Title: I'm All In! High Stakes, Big Business and the Birth of the Wold Poker Tour
Author: Lyle Berman with Marvin Karlins
Publisher: Cardoza Publishing
Price: US $24.95
Pages: 228
Book Review by: Nick Christenson

REVIEW

Lyle Berman is well known in the world of poker. He is a regular player in the biggest cash games, a three-time World Series of Poker bracelet winner, and the business force behind the World Poker Tour. While Berman's poker accomplishments are considerable, he is first and foremost a businessman. His family parlayed a small fur business in Minneapolis into a nation-wide chain of leather goods stores. He also established Grand Casinos which became one of the largest gaming companies in the United States and was the financial muscle behind the wildly successful Rainforest Cafe chain. Berman's is a life filled with accomplishment. Consequently, it is also one worth chronicling. I'm All In! is the autobiography of this remarkable person.

Almost every story Berman recounts involves either poker or business. Frankly, building businesses and playing poker seem to comprise the bulk of Berman's life, at least as he recounts it. He begins his book by describing his upbringing in Minneapolis where he spent his time, you guessed it, gambling with his friends and working at his family's business and on his own ventures. His most formative educational experience seems to have been getting kicked out of school for, no surprise, running a poker game. These sorts of themes recur throughout his life.

Berman discusses not only the positive aspects of his life but the negative ones as well. He is candid about aspects of his personality that have at times made him unpopular. He also discusses some of the choices he has made in his life for which he has regrets. Berman has been married and divorced twice and by his own admission didn't always spend as much quality time with his family as he might have. Doubtless there are those who have other views of some of the more controversial aspects of Berman's life, but this is his autobiography, so it is the author's view of events that we get in these pages.

Even though Berman discusses poker, this isn't a poker book. There's no discussion of strategy, the tournaments he has played in, or the like. In fact, even though Berman does relate some memorable events that have occurred at the poker table, I can't recall the author mentioning a single hand he was holding. Poker plays a big part of Berman's life, but this is the autobiography of a poker-playing businessman, not a poker book.

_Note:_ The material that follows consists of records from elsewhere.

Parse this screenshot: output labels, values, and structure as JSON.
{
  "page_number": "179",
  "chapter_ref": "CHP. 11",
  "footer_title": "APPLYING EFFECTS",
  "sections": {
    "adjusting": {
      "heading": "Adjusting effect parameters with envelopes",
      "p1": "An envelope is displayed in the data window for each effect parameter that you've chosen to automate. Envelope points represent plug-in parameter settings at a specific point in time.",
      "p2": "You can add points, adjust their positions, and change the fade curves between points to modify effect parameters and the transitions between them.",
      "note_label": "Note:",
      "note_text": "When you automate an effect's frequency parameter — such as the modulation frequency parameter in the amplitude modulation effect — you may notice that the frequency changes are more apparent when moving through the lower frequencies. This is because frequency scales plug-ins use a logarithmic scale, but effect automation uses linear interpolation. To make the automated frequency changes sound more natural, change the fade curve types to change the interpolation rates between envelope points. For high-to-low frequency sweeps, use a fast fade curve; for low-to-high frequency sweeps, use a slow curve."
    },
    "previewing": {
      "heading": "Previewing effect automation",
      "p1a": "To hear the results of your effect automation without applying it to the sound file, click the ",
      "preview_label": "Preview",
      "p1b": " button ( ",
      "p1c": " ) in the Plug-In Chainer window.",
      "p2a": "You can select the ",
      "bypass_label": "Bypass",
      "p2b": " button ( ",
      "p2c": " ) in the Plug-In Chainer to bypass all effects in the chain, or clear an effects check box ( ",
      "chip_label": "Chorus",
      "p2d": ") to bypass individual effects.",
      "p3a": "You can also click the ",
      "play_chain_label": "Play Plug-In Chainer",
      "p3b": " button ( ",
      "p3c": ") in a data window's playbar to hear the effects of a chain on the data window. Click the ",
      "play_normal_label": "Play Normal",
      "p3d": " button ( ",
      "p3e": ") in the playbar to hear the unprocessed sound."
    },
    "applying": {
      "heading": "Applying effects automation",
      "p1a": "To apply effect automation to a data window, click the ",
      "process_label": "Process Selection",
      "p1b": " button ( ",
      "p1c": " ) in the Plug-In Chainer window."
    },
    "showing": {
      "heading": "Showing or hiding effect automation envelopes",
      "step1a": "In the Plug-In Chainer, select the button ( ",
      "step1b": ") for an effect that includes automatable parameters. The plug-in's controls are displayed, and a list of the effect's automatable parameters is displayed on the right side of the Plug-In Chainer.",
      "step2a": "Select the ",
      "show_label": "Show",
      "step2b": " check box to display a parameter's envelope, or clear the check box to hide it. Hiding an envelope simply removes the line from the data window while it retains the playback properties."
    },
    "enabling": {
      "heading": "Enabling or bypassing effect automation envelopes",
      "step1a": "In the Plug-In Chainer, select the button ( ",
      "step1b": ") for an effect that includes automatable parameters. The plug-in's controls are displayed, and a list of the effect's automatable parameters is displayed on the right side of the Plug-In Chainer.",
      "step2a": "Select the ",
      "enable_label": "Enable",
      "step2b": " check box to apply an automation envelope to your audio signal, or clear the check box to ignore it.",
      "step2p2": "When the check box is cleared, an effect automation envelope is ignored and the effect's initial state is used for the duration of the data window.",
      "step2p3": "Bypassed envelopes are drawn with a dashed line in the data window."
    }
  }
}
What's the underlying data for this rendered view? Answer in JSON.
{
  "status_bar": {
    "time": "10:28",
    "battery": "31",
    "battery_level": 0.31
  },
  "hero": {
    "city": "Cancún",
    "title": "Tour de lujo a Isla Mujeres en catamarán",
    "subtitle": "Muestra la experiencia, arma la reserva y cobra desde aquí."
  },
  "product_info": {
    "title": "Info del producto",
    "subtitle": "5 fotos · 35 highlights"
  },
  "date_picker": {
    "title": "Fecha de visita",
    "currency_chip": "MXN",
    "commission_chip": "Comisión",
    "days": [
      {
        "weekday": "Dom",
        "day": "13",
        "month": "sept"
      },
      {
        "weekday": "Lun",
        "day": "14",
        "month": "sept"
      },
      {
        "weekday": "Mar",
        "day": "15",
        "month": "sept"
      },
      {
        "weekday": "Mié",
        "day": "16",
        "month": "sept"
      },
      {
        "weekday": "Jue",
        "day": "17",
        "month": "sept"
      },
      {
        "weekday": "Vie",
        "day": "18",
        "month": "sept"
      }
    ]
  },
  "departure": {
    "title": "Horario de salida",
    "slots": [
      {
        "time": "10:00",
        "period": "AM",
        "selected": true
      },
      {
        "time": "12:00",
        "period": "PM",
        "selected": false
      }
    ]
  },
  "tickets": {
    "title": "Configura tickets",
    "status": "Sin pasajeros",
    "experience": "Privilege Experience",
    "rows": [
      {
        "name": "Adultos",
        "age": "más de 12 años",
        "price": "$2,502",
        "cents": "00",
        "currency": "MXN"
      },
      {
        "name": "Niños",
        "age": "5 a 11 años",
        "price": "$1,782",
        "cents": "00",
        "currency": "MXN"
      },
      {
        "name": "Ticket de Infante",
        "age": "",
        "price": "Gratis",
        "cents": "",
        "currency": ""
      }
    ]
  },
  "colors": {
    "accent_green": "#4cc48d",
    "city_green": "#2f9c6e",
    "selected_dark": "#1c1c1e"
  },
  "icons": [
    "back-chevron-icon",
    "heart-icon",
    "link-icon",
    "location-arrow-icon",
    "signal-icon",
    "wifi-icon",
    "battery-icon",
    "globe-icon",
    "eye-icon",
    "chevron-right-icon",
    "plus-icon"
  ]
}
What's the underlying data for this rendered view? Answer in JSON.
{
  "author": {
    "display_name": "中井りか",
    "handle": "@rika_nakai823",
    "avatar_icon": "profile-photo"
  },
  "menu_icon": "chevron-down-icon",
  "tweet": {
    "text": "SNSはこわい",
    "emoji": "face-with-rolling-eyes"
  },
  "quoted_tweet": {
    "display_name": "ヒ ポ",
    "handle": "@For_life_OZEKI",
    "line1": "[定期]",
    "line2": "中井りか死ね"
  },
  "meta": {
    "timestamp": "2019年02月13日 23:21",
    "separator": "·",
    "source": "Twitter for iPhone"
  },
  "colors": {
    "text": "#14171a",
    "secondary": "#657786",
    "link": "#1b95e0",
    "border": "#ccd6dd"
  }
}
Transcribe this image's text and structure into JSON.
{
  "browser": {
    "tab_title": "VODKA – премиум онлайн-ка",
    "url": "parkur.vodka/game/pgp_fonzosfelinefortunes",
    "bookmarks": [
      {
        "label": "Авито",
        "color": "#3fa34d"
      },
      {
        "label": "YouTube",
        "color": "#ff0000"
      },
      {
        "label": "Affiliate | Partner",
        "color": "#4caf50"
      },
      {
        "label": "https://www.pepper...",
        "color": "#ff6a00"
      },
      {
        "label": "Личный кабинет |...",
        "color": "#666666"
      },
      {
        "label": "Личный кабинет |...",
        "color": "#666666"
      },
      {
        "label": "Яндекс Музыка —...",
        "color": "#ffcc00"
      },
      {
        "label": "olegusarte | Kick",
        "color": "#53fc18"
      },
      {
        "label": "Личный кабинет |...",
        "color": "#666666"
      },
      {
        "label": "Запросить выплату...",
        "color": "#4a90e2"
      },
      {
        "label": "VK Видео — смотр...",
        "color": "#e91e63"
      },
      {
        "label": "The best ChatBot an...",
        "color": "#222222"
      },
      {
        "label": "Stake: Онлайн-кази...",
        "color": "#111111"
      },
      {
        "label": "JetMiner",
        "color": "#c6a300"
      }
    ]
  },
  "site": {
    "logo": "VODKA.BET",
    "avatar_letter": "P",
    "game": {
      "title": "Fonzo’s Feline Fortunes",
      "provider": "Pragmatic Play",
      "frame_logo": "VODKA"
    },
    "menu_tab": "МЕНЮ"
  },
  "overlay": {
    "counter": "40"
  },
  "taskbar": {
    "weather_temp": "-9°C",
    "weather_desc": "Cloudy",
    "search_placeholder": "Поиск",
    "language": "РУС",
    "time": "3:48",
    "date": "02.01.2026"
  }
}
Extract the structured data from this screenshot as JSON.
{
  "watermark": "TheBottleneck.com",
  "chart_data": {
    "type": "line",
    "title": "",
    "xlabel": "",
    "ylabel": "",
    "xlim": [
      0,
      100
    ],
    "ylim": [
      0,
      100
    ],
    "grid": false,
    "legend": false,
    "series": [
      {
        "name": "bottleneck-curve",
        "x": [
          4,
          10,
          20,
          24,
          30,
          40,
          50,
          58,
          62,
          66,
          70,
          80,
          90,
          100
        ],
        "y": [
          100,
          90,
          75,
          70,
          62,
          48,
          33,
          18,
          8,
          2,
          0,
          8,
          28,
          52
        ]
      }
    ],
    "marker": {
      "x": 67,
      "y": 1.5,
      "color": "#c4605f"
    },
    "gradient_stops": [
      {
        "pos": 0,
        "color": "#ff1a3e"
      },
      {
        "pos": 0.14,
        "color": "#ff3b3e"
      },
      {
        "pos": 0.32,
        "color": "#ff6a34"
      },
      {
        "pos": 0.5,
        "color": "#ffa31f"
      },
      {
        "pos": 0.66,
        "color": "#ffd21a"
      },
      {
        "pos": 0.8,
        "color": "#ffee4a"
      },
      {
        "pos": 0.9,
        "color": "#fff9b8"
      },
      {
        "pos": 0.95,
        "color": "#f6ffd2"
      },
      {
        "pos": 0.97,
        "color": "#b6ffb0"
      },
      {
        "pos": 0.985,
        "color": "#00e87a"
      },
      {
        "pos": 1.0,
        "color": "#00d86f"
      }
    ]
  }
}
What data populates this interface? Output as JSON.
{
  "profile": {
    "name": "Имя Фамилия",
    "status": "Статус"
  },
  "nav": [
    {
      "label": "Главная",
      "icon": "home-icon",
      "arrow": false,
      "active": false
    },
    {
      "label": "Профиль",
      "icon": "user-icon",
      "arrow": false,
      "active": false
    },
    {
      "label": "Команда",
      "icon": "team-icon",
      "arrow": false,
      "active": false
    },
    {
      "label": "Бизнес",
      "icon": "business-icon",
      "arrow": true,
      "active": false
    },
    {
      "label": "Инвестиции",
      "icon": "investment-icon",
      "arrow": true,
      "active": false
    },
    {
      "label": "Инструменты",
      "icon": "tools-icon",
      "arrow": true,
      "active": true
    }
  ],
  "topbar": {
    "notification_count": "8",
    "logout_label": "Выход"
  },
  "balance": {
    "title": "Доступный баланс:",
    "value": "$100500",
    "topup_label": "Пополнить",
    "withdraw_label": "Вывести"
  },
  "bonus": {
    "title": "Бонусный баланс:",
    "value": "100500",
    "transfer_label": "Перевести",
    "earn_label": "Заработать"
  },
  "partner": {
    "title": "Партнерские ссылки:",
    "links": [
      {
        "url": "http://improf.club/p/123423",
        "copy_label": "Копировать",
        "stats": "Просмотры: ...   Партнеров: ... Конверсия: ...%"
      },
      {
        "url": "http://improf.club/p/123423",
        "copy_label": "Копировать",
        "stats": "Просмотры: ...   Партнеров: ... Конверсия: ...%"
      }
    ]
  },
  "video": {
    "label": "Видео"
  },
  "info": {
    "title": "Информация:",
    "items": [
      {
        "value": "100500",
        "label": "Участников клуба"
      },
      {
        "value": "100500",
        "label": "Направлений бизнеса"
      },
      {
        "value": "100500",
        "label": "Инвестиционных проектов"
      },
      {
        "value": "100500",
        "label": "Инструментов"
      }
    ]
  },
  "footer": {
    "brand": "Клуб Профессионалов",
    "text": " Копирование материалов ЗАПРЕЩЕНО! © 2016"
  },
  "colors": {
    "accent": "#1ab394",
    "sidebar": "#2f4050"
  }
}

I'm All In! is a quick read. This is not an exhaustive memoir as Berman and Karlins just focus on the high points. This is the chronicle of an interesting life, though. Berman has much to say about business, risk, and living. As one example, toward the end of the book he provides a fairly formal analysis of relationships. Not everyone will appreciate his approach, but I found his thoughts on the matter to be insightful. Berman has done and experienced a great deal, and I believe that what he has to say on many topics is worthy of consideration.

One aspect of this book that poker aficionados are likely to find especially interesting is Berman's account of the origins of the World Poker Tour. I've read several articles on how this phenomenon came into existence, but much of what Berman has to say here was new to me. The account here is doubtless only one version of this story, but it is a necessary one to a complete understanding of how the WPT came into being.

I wouldn't classify I'm All In! as a poker classic, but it's interesting and entertaining enough to be worth reading by those who may be interested in Lyle Berman's life. Not everyone is going to appreciate this type of book, but those who do will likely appreciate this work.

Capsule:

Even though Lyle Berman is well known in the world of poker, this book is an autobiography of a poker-playing businessman rather than a poker book. Fortunately, as a story of one man's life it is an interesting and entertaining one, even though it naturally depicts events through the eyes of its principle character. I expect that those who are interested in this man and what he has accomplished are likely to find I'm All In! to be worth reading.